I know I sound like an old codger when I say this, but it's amazing to me what you can find on the Internet these days. I've been working on genealogical research off and on for the last three years, mainly using Ancestry.com.


Before I started, I didn't know the name of my grandfather's maternal grandfather, Casimiro Di Cristina. Until last week, I knew almost nothing more about him--I knew he was a Sicilian immigrant, but that's about it.



Then, last week, I got this email from Ancestry.com. Apparently, they search new records for your ancestors and let you know as new matches are found.

I followed the link and found his 1921 passport application. Apparently he was returning to Italy to visit his mother. And the back of the page included a photo of my dapper, 5-foot-eight great-great-grandfather!

I kept searching, and found more interesting stuff: a 1913 passport application, also for the stated purpose of returning to Italy. The ship's passenger list from when he returned to the US from that trip, via New York.
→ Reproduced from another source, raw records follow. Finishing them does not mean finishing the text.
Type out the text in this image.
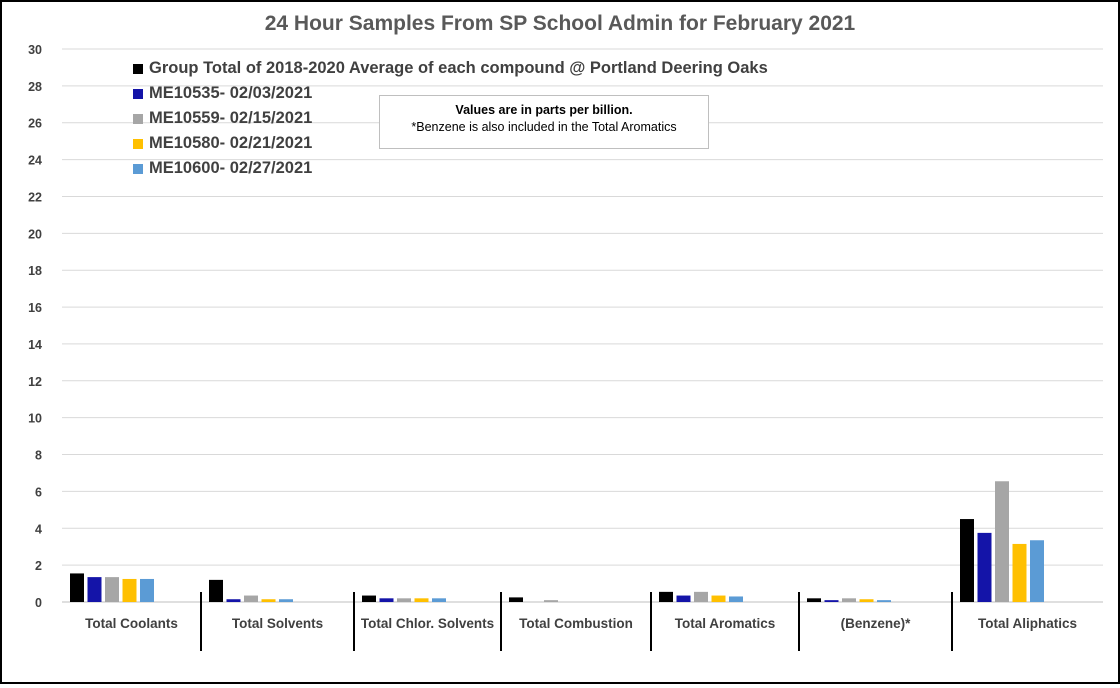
24 Hour Samples From SP School Admin for February 2021
0
2
4
6
8
10
12
14
16
18
20
22
24
26
28
30
Total Coolants	Total Solvents	Total Chlor. Solvents Total Combustion	Total Aromatics	(Benzene)*	Total Aliphatics
Group Total of 2018-2020 Average of each compound @ Portland Deering Oaks
ME10535- 02/03/2021
ME10559- 02/15/2021
ME10580- 02/21/2021
ME10600- 02/27/2021
Values are in parts per billion.
*Benzene is also included in the Total Aromatics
His 1903 naturalization record. And, perhaps coolest of all, the ship's passenger list from when he originally immigrated to the Port of New Orleans in 1889, at the age of 17.

He seems to have been fairly well off. He's the only person listed on his sheet the 1889 passenger list who made the voyage in a cabin, rather than in steerage. His occupation on the passport applications is listed as "Merchant." And, presumably, only someone who was at least comfortably middle class would have been able to make the journey back to Italy just to visit family.

Seeing these records--especially his photo--has given me a newfound sense of connection to the past and an appreciation for the place of immigrants in the fabric of US history. I'm delighted to have found this info, and amazed that I didn't have to go to New Orleans and hunt through who knows how many records, as I would have done even ten years ago.

I've made other cool discoveries, but I'll save those for another post, later.